5 июня 1932 г. Политбюро по предложению Сталина утвердило Кагановича заместителем Сталина в Комиссии обороны[211]. Во время отсутствия Сталина в Москве Каганович руководил работой Политбюро. Во многих случаях он лично формулировал решения Политбюро, регулировал прохождение вопросов, хотя все сколько-нибудь существенные, а часто и незначительные решения старался согласовывать со Сталиным[212]. Кроме того, на его имя в ЦК в это время посылали документы руководители ведомств и региональных партийных организаций. Сам Сталин свои директивы с юга адресовал обычно так: «Москва. ЦК ВКП(б) для т. Кагановича и других членов Политбюро»[213].

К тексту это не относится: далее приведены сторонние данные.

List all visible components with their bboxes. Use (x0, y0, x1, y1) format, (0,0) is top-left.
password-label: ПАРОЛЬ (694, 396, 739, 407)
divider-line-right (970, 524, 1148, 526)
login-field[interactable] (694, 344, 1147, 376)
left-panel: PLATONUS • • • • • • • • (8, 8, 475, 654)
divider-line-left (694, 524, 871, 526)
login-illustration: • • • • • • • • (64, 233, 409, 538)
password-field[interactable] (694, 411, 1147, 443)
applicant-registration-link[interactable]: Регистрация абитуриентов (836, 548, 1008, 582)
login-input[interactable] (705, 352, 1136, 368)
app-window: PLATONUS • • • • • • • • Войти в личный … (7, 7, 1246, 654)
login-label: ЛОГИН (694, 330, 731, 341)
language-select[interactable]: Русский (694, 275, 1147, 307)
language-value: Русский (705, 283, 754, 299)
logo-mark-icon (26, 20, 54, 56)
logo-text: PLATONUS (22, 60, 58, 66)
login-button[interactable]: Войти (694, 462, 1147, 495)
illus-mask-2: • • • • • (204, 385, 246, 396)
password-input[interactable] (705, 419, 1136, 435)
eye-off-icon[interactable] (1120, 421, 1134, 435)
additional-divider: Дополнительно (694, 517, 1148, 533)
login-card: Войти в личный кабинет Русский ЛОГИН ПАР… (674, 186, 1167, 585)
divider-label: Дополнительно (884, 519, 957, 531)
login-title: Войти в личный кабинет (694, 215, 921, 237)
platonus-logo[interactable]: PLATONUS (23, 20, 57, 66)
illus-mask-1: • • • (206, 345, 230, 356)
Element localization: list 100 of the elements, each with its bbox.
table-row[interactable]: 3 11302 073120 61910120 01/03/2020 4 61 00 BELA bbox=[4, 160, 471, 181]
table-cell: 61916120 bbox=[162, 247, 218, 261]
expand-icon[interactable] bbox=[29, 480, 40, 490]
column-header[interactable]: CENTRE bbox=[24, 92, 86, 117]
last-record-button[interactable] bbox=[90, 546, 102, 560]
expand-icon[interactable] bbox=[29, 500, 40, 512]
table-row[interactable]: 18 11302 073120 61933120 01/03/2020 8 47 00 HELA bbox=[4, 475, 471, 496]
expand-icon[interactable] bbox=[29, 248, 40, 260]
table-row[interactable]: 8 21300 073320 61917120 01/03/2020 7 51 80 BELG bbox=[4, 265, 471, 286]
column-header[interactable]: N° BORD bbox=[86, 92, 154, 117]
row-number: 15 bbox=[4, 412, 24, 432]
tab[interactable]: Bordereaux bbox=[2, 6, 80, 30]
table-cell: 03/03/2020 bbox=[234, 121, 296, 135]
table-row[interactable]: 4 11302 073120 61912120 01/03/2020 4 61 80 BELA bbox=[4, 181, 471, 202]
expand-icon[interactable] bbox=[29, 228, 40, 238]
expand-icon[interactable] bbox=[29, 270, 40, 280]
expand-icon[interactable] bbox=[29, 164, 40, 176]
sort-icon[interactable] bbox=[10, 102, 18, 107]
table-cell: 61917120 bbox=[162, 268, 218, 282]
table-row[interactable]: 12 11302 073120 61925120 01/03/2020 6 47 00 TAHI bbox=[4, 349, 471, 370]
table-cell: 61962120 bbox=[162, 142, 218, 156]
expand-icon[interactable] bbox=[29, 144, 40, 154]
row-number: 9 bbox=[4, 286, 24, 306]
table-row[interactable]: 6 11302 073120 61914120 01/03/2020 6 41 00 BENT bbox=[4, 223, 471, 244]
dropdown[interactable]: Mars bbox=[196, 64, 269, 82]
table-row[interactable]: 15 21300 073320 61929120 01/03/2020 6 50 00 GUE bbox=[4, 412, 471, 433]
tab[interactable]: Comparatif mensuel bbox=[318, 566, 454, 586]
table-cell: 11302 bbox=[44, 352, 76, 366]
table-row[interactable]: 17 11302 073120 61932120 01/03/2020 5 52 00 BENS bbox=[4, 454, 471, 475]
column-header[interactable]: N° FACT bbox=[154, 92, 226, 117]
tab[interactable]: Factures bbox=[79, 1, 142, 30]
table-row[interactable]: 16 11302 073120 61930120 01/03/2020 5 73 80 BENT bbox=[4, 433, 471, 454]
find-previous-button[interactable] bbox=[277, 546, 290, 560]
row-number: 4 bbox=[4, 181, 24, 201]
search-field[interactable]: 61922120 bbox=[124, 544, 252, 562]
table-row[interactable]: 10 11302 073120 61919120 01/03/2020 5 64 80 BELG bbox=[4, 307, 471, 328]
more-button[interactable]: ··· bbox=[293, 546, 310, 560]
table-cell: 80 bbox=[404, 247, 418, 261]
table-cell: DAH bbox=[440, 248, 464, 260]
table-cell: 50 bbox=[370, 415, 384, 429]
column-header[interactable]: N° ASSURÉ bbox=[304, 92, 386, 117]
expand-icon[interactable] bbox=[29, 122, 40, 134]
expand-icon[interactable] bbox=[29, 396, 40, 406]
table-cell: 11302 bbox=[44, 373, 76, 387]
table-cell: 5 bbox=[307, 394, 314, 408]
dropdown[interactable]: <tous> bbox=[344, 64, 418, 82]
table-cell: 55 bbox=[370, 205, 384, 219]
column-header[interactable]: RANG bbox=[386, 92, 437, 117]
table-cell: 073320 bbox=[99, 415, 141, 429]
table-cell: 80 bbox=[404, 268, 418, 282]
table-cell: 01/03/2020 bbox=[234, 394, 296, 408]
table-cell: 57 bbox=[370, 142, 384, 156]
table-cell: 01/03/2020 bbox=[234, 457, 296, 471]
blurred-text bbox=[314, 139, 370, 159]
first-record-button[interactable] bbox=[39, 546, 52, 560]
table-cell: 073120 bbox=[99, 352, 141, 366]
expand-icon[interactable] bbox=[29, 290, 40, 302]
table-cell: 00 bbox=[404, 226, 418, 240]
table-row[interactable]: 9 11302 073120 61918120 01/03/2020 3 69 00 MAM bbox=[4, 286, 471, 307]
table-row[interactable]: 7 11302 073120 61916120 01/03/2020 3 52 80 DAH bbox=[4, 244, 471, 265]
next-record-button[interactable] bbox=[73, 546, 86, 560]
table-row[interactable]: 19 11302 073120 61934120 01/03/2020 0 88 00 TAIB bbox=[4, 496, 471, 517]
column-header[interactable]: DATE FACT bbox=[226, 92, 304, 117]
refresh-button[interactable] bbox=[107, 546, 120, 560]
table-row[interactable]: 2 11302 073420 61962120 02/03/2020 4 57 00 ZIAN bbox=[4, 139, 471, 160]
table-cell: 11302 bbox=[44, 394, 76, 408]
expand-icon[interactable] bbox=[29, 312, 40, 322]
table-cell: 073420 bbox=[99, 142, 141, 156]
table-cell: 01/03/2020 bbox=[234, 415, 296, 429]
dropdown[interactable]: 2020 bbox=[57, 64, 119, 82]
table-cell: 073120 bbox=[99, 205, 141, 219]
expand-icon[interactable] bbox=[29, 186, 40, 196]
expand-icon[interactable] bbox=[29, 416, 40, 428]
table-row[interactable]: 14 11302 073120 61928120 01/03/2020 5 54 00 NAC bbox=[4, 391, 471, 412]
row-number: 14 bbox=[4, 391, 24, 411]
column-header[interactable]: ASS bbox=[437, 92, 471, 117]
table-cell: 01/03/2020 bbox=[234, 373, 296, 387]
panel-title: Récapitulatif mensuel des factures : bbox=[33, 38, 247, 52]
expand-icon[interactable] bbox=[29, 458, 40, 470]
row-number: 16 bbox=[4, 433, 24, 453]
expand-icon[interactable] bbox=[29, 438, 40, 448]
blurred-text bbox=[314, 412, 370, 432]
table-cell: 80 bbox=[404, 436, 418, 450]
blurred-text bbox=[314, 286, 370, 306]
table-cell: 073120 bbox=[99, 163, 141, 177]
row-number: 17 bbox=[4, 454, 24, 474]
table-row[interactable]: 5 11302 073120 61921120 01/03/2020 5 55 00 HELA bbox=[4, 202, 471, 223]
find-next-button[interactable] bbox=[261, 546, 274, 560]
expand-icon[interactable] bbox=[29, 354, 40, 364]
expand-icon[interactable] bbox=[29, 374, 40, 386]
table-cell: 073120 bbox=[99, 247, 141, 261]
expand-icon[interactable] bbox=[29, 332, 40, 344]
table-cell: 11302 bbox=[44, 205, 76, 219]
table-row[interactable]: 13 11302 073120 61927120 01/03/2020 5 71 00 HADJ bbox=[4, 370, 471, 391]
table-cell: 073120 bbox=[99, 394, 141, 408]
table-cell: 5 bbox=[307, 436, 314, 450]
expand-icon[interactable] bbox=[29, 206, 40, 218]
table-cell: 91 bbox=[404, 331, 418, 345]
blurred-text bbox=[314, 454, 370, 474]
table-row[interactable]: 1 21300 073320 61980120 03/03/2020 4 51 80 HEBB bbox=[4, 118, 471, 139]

Сохранение неформального поста «второго секретаря» (Молотов, затем Каганович), который являлся заместителем Сталина по партии и имел определенную автономность в решении текущих вопросов, также являлось одним из атрибутов системы «коллективного руководства». Определенную степень влияния прй этом не утратили и другие члены Политбюро. Каждый из них в первой половине 1930-х годов продолжал занимать ту позицию в высших эшелонах власти, на которой закрепился в предшествующий период. Своеобразным показателем реального участия различных членов Политбюро в принятии решений могут служить данные о посещении ими кабинета Сталина[214]. Несмотря на уход из ЦК в Совнарком, Молотов, судя по этим данным, оставался самым близким к Сталину человеком. В полном соответствии с приведенными выше сведениями о карьере Кагановича выглядит его второе место в этом списке приближенных. Остальные члены Политбюро — руководители крупнейших ведомств, появлялись у Сталина примерно с одинаковой регулярностью. Члены Политбюро, управлявшие региональными парторганизациями — С. М. Киров, В. Я. Чубарь, С. В. Косиор, Г. И. Петровский, занимались своими местными делами и в Москве появлялись лишь эпизодически. Мало интересовал Сталина Я. Э. Рудзутак, часто болевший и постепенно отходивший от дел.
209
Письма И. В. Сталина В. М. Молотову. 1925–1936 гг. / Сост. Л. П. Кошелева, В. С. Лельчук, В. П. Наумов, О. В. Наумов, О. В. Хлевнюк. М., 1995; РГАСПИ. Ф. 558. Оп. 11. Д. 767–769.
212
Сталин и Каганович. Переписка. 1931–1936 гг. / Сост. О. В. Хлевнюк, Р. У. Дэвис, Л. П. Кошелева, Э. А. Рис, Л. А. Роговая. М., 2001.